We can also produce a word cloud of the topics, followers of the organisation were talking about.
As these tweets were not restricted to the topics of the target organisation, we get a wide range of keywords here. It is clear, that apart from the main topics that interests most of the people, these people have a slight divergence from the average towards the target organisation. This divergence is what we are interested in identifying. You can spot some keywords that would not turn up from a randomly sampled population of Twitter, for example cfpreform, GreenpeaceUK, overfishing, BristolZooGdns etc. This suggests that the followers of this account are more interested in nature related topics.
Individual Level
Now we can look at what can be derived about the people who form these two communities. We would like to understand who are the influential people who form opinions and spread information. In other words, we aim to identify who the influencers are and therefore who the organisation should start to engage with more closely. This information can also be fed back to the previous analysis by weighting topics and keyword depending on how influential the originator of the tweet is.
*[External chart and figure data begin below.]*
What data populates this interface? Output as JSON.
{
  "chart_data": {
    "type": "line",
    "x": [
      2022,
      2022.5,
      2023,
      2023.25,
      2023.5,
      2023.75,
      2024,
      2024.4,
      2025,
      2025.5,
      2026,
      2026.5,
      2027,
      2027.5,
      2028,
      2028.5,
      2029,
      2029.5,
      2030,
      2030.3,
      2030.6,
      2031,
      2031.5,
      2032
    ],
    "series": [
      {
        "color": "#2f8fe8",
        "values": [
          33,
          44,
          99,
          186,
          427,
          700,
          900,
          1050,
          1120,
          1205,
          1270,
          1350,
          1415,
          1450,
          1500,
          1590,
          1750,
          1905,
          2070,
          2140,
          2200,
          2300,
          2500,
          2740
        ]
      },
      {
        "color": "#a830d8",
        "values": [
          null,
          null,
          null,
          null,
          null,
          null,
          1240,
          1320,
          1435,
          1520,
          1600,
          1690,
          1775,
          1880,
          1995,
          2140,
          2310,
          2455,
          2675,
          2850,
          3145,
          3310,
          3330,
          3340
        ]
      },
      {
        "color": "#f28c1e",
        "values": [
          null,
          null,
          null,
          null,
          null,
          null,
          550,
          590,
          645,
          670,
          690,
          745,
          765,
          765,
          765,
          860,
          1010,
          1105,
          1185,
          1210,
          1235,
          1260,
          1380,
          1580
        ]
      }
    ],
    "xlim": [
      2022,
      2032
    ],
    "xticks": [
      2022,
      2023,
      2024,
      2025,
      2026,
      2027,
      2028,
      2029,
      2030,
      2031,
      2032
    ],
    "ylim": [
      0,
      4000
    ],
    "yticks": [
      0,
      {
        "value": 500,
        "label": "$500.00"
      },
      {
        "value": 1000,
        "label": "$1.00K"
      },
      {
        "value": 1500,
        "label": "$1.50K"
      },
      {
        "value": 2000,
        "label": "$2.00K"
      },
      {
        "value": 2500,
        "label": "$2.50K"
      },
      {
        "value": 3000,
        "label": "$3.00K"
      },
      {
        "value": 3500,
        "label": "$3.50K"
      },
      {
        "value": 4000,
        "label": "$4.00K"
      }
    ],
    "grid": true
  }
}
The simplest way to identify people is to look how active they are and how many followers they have (note that these two factors are not independent). In the literature, other factors were incorporated into this score including the number of retweets and mentions. The figure below shows the top-20 followers of the RSPB account.
These users produced around 7% of the tweets we collected. It is important to concentrate on these people as the information they find interesting is very likely to spread. Users in the long tail should not be abandoned too, however, it is more problematic to define a strategy to reach out to those users. The same approach can also be applied to the users of the target topic; the top influences can be identified and targeted. However, the long tail distribution is even more apparent in that case, as the top-20 users produced only 5% of the tweets.
User profiling
Apart from detecting whether a user is influential, a number of additional characteristics can be inferred. From example, using various data-mining and predicting techniques, my Twitter profile analysis says that
- I am 25-34 year old
- I live near London, England, United Kingdom
- I can potentially reach 1378 users
- My network is composed of 25-34 year olds followed by 18-20 year olds
- I frequently talk about android, apple and big data
- My personality type is inquisitive, cautious (source: )
- My style is academic